Интерпретаторы — страница 18 из 44

Саго торжественно закрыл книгу, и оба некоторое время предавались раздумьям.

— Я сразу понял, Матиас, что ты — дитя природы. Более того, ты в известной степени наделен даром ясновидения. Не у многих людей пальцы так послушны душе.

— Если вы так считаете, ога...

— Да, так я считаю. Тишина. В ней вся суть. Тишина. Ты гениально раскрыл эту рукопись на тишине. Матиас, добрый мой друг, ты мне послан судьбой, чтобы спасти меня от сумасшедшего дома. Я много счастливее, чем мой друг Шейх Секони. Сейчас он там, где он есть...

— Боже избави!

— Бог не избавит, Матиас. Знаешь ли, я и не подозревал, что продал душу и тело сэру председателю, и сейчас, когда я, подобно святому Георгию, две недели бился с драконом, они мне прямо заявляют об этом, даже не заявляют, а просто бьют мордой об стол. «Ты — собственность Мертвеца, — говорят они, — поэтому делай, что тебе велено».

— Не надо так думать, ога.

— Для того чтобы спасти достославного баронета, им требуется поджарить Шейха. Не обращай внимания, Матиас, мне жалко только себя, и то без причины. Такие, как Секони, все равно кончают жизнь на костре, но, черт побери, я совсем не обязан подкладывать хворост.

Матиас допил свою бутылку.

— Такая уж жизнь, ога.

— Тишина, Матиас. Тишина. Я познал все виды молчания, но пора познать еще несколько новых.
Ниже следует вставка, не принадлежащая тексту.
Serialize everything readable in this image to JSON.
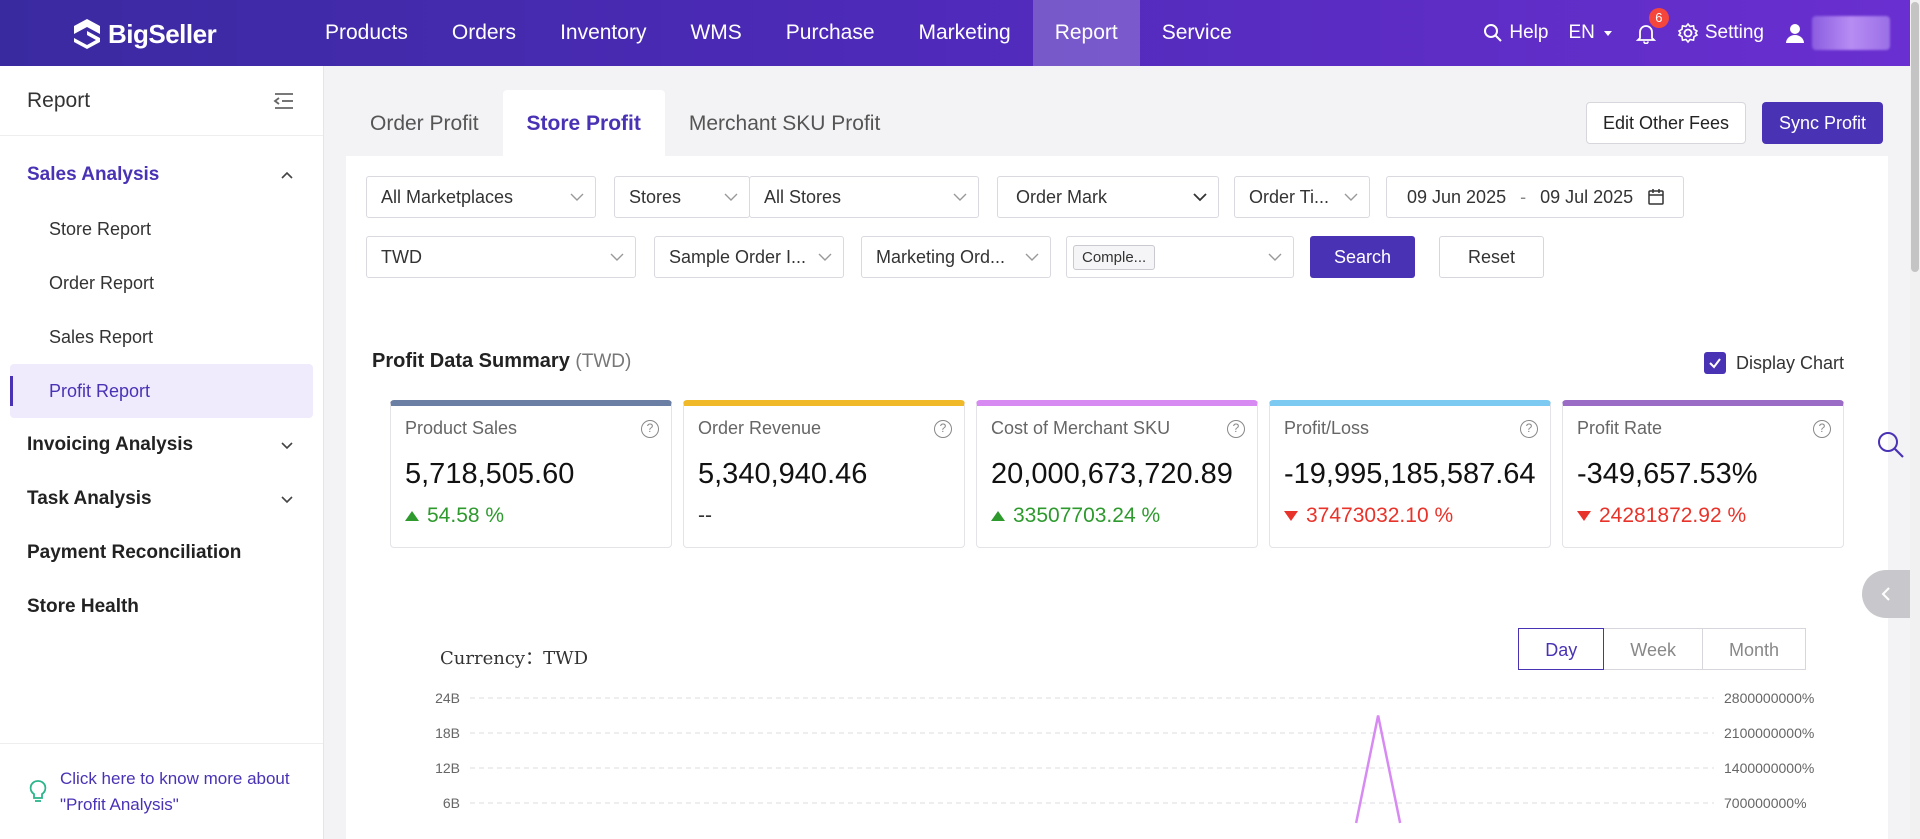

И обеты молчания. Превыше всего соблюдать обеты молчания. Несмотря на любовь, несмотря на необходимость, несмотря на желание отдать себя. И угрызения совести, даже угрызения совести оказались бессильными против безмолвного отдаления, в котором отец Секони дожил до самой смерти. Христианская девушка! Этот чудовищный грех, этот отказ от отца и веры более не терзал памяти Аль-хаджи Секони, но обет есть обет, и гордость спасала его от привычной любви к сыну. Пять лет назад он стоял на пороге брачной регистратуры и молил, чтобы гнев урагана обрушился на мятежную кровь сына. Мантия паломника развевалась за его плечами, как львиная гриза Лира на асфальтовой пустоши вереска. И его отчужденность была мучительной и неразрешимой. «Я никогда, никогда не раскрою рта, чтобы заговорить с тобой. Да поразит меня всемогущий Аллах, если я скажу тебе хоть одно слово!»

И теперь, повернувшись гордой мужественной спиной к терзаниям разлуки, Аль-хаджи Секони чуть сам не сошел с ума от отчаяния и забот и избрал своим домом приемную клиники.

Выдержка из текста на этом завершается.